Unfortunately it’s one of those things that is obvious in retrospect, not so much when you are inventing cutting edge technology and improving human connectivity and spreading educational opportunities.
And it’s also difficult to predict how racists and pseudo-racist griefers will attack new technologies, too, as witness Microsoft’s Nazi AI problems.
Speaking as a person with some small knowledge of technology, I’m not surprised or appalled that Google encountered this problem, and glad that users called it to their attention. I am disappointed by their late and lame solution, though. I think they have the resources to do better.
But it may well also be a result of a general whitened perspective at Google. It’s like no one on staff had heard of the insights offered about de facto racist technology over 20 years ago, by Richard Dyer and many after him.
Well this is the issue. Usually you can break down a problem into more than one thing. Like that intersection where drivers couldn’t see cyclists that we recently highlighted on BB. The fact that the roads met at that angle is an accident. The fact that no one knew this was going to be a problem isn’t surprising. It may even be reasonable for the problem to go unnoticed for a long time (people who know people who die there don’t necessarily communicate with other people who know people who die there / even if the deaths are too frequent they may still be infrequent / large systems to track this sort of thing are a fairly recent idea).
But at some point you cross a threshold where you ought to know there is a problem. At some point you cross a threshold where you should have done something about the problem.
For those who like long stories, you can read one
Someone I know recently went to a presentation about policing in a small-ish city. The presentation had demographics in it. The demographics showed there were no indigenous people living in the city. They were asked about this (it didn’t seem plausible) and said that many indigenous people live in surrounding communities, but there were none in the city.
The city is about 5% indigenous people.
Someone looked up statistics Canada stats on “visible minorities” to make a chart. It turns out that indigenous is not a “visible minority” in statscan stats (there are other stats where it shows up, but it is explicitly not tracked in that category).
So I get how this happened, but I see a lot of failures. First they should have someone who understands the stats they use better doing the charts. But this is administration staff for police, I don’t expect them to be statisticians, so I’m not too livid about this one.
But then no one said, hey wait, doesn’t our city have indigenous people living in it? They have a racist mindset that erases indigenous people.
Finally, when it was challenged, the person who received the challenge was more sure of their statistics than of their actual life experience where they have nearly certainly interacted with indigenous people living in the city. (Or more insistent on saving face than on being right) They were able to justify erasing indigenous people in their analysis.

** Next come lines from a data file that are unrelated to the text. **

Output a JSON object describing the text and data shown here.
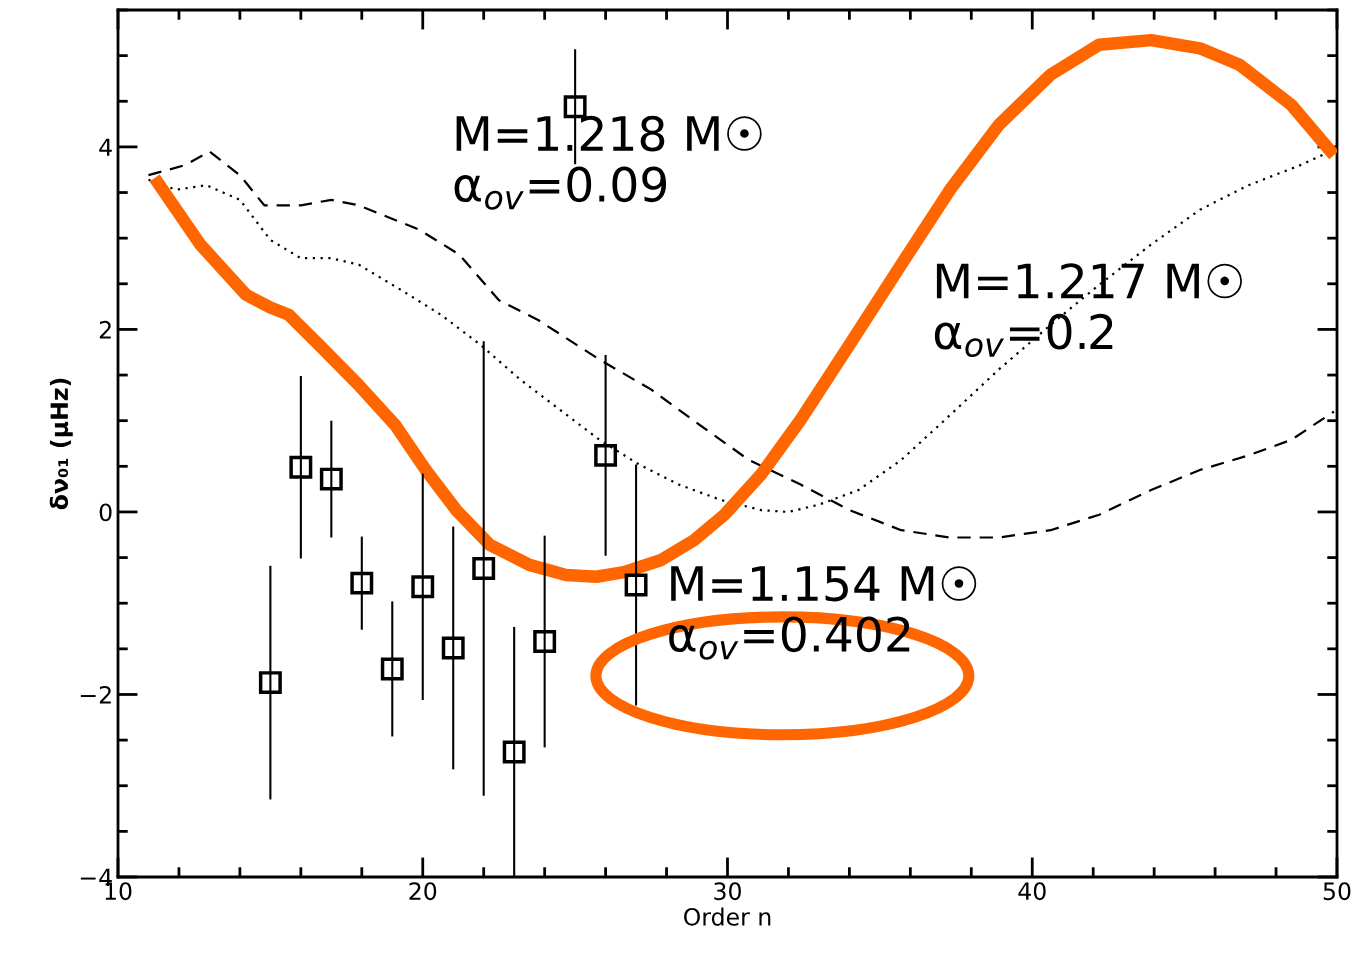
{
  "chart_data": {
    "type": "line",
    "xlabel": "Order n",
    "ylabel": "δν₀₁ (μHz)",
    "xlim": [
      10,
      50
    ],
    "ylim": [
      -4,
      5.5
    ],
    "xticks": [
      10,
      20,
      30,
      40,
      50
    ],
    "yticks": [
      -4,
      -2,
      0,
      2,
      4
    ],
    "grid": false,
    "legend": false,
    "series": [
      {
        "color": "#000000",
        "line_style": "dashed",
        "marker": "none",
        "x": [
          11.0,
          12.2,
          13.0,
          14.0,
          14.8,
          16.0,
          17.0,
          17.9,
          19.9,
          21.2,
          22.5,
          23.8,
          25.8,
          27.5,
          29.1,
          30.7,
          32.4,
          34.0,
          35.7,
          37.3,
          38.9,
          40.6,
          42.2,
          43.9,
          45.5,
          47.1,
          48.5,
          49.9
        ],
        "values": [
          3.69,
          3.8,
          3.95,
          3.69,
          3.36,
          3.36,
          3.42,
          3.36,
          3.09,
          2.82,
          2.32,
          2.1,
          1.67,
          1.34,
          0.95,
          0.57,
          0.3,
          0.02,
          -0.2,
          -0.28,
          -0.28,
          -0.2,
          -0.03,
          0.24,
          0.46,
          0.62,
          0.79,
          1.1
        ]
      },
      {
        "color": "#000000",
        "line_style": "dotted",
        "marker": "none",
        "x": [
          11.0,
          11.9,
          12.9,
          14.0,
          15.0,
          16.0,
          17.0,
          17.9,
          19.3,
          20.6,
          21.9,
          23.2,
          24.5,
          25.8,
          27.1,
          28.4,
          29.8,
          31.1,
          32.0,
          33.0,
          34.3,
          35.7,
          37.3,
          38.9,
          40.6,
          42.2,
          43.9,
          45.5,
          47.1,
          48.8,
          49.9
        ],
        "values": [
          3.64,
          3.53,
          3.58,
          3.42,
          2.98,
          2.78,
          2.78,
          2.71,
          2.43,
          2.16,
          1.83,
          1.45,
          1.12,
          0.79,
          0.52,
          0.3,
          0.13,
          0.02,
          0.0,
          0.08,
          0.24,
          0.57,
          1.06,
          1.56,
          2.05,
          2.49,
          2.93,
          3.31,
          3.58,
          3.8,
          3.97
        ]
      },
      {
        "color": "#ff6600",
        "line_style": "solid",
        "marker": "none",
        "x": [
          11.2,
          12.7,
          14.2,
          15.0,
          15.6,
          16.6,
          17.9,
          19.1,
          20.1,
          21.1,
          22.2,
          23.5,
          24.7,
          25.7,
          26.6,
          27.8,
          28.9,
          29.9,
          31.1,
          32.4,
          34.0,
          35.7,
          37.3,
          38.9,
          40.6,
          42.2,
          43.9,
          45.5,
          46.8,
          48.5,
          49.9
        ],
        "values": [
          3.66,
          2.93,
          2.38,
          2.24,
          2.16,
          1.83,
          1.39,
          0.95,
          0.46,
          0.02,
          -0.36,
          -0.58,
          -0.69,
          -0.71,
          -0.66,
          -0.53,
          -0.31,
          -0.03,
          0.41,
          1.01,
          1.83,
          2.71,
          3.53,
          4.24,
          4.79,
          5.12,
          5.17,
          5.08,
          4.9,
          4.46,
          3.91
        ]
      },
      {
        "type": "scatter",
        "color": "#000000",
        "marker": "square",
        "x": [
          15,
          16,
          17,
          18,
          19,
          20,
          21,
          22,
          23,
          24,
          25,
          26,
          27
        ],
        "values": [
          -1.87,
          0.49,
          0.36,
          -0.78,
          -1.72,
          -0.82,
          -1.49,
          -0.62,
          -2.63,
          -1.42,
          4.44,
          0.62,
          -0.8
        ],
        "errors": [
          1.28,
          1.0,
          0.64,
          0.51,
          0.74,
          1.24,
          1.33,
          2.49,
          1.37,
          1.16,
          0.63,
          1.1,
          1.32
        ]
      }
    ],
    "annotations": [
      "M=1.218 M☉\nα$_{ov}$=0.09",
      "M=1.217 M☉\nα$_{ov}$=0.2",
      "M=1.154 M☉\nα$_{ov}$=0.402"
    ]
  }
}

I think Google made algorithms and reasonably was unable to predict how they would function. I think, though, that it’s clear that at some stage of testing their algorithms before putting them into use, there were people who (most likely because of unconscious biases) simply didn’t think anything like, “It’s important that we test this on a very diverse group of images of people.”
So I think they should have done better on the initial classifier, not just on their solution to it. It’s calling black people gorillas. Is it also misclassifying people with mobility devices? People with down syndrome?
The whole thing makes me think a bit about:
They need to think of better lenses through which to view their products before they send them out the door.